The Hard Fork Review of Slop — examples & lessons
- Buckingham Palace fake Christmas market: AI-generated promotional images drove tourists to a non-existent event—harmless-seeming slop causing real-world confusion.
- AI-generated recipes: traffic drop and harm to food bloggers; AI recipe outputs can be nonsensical and damage creators who tested original recipes.
- Learning With Lyrics: creative use of AI to make educational songs—example of benign/valuable slop.
- Whirlpool/Brazil ad: agency used a TED Talk clip and synthetic voice of a US politician without consent; won Cannes awards then had to return them. Highlights legal, ethical, and reputational risks.
- Bird Game 3: viral, fictional game clips made by AI—satire/entertainment use of slop; may inspire real creations.
Actionable recommendations
- If you rely on AI for work: try multiple models and update your toolkit regularly.
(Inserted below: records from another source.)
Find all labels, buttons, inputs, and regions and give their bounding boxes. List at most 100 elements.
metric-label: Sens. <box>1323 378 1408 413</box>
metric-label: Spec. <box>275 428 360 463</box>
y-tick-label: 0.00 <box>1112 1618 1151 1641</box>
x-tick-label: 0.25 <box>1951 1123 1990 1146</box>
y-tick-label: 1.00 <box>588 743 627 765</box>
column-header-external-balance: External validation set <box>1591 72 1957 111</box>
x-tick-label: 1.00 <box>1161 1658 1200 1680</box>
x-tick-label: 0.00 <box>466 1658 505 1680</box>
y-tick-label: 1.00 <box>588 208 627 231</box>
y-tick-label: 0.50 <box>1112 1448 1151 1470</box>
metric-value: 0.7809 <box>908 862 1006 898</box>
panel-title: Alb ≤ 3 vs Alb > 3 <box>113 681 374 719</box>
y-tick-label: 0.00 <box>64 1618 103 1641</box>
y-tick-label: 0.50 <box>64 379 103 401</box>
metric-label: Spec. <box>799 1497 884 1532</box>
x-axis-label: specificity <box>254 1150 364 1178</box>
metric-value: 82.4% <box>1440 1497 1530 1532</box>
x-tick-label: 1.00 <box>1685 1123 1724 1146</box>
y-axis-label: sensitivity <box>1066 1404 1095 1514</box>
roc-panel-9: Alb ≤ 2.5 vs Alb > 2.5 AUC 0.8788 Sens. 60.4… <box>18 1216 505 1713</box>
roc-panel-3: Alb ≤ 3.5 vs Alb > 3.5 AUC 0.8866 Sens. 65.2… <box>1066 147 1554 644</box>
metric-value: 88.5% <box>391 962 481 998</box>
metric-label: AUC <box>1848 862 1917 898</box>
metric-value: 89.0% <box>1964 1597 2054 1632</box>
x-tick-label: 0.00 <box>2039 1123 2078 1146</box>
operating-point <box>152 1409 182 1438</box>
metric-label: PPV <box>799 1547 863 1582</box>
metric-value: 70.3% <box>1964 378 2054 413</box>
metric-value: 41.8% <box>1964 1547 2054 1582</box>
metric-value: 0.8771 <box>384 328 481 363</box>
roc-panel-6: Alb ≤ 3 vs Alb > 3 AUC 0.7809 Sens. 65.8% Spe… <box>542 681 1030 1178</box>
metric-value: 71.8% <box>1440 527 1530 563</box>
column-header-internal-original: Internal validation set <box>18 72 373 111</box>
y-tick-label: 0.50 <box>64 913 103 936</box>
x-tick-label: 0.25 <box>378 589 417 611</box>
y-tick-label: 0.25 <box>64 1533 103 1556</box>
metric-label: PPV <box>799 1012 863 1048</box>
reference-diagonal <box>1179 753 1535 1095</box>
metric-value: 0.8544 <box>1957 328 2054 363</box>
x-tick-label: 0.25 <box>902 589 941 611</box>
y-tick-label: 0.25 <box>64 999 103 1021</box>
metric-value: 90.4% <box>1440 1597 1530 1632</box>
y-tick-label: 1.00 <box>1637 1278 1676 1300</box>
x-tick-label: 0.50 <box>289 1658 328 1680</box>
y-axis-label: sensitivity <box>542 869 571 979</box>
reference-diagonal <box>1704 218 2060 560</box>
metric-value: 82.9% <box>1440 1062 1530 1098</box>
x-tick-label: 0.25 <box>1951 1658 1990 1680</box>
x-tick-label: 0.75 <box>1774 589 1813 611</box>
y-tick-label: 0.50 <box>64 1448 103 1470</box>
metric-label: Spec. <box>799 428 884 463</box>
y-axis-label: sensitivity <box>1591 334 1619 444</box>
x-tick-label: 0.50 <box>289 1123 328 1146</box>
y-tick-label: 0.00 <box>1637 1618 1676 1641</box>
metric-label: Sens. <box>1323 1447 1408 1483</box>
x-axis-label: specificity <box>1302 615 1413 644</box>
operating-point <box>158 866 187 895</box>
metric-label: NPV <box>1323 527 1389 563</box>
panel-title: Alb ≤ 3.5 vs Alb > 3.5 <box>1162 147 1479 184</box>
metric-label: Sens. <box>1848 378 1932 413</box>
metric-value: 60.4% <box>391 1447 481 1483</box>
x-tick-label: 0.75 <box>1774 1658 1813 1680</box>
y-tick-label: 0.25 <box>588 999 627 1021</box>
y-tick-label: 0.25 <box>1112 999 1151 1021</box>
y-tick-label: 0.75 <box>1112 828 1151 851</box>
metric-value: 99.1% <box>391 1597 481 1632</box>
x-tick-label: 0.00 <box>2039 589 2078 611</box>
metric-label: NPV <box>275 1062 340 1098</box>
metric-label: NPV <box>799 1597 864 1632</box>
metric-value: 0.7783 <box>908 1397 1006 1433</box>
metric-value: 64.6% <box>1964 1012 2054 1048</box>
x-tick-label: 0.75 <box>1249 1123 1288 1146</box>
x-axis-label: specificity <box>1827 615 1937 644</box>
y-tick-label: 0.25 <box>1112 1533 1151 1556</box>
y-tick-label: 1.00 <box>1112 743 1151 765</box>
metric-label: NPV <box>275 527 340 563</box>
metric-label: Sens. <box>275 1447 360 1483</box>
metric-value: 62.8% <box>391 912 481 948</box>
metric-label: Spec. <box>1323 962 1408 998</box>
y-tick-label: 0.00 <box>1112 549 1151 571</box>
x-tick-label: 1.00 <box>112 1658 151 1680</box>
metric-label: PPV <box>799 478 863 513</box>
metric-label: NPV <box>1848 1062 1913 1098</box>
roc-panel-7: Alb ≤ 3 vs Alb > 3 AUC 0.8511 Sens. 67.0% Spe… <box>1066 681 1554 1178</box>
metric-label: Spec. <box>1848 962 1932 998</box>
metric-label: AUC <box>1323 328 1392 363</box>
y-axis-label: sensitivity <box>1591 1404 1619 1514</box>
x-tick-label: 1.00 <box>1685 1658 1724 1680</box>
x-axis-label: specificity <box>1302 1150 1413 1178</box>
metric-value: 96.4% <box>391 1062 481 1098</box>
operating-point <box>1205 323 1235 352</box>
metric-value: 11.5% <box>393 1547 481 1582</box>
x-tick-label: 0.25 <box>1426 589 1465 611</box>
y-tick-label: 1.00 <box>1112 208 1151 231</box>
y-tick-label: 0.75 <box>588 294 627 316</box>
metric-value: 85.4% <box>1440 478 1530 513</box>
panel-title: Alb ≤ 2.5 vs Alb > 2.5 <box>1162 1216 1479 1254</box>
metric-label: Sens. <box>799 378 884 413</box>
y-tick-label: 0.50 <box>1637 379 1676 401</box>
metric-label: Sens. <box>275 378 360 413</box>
Use AI for research, drafting, and iterative workflows but always verify facts.
- For creators & journalists: protect original work (recipes, videos) and monitor AI-driven scraping/remixing—document provenance and consider takedown/legal options.
- For product teams: think about incentives—ad-driven engagement models will shape model behavior; enterprise-focused labs may prioritize robustness and alignment.
- For consumers: be skeptical of sensational AI content (events, ads, “viral games”); look for provenance and corroboration.
Where this is headed
- Short term: rapid iteration—models will keep improving; distribution will decide many market outcomes.
- Medium term: coding/agentic workflows likely to be among the first broadly disrupted categories; other professions will follow more slowly.
- Cultural/ethical front: expect more regulation, litigation, and debates about consent, IP, safety, and the ethics of training/model behavior.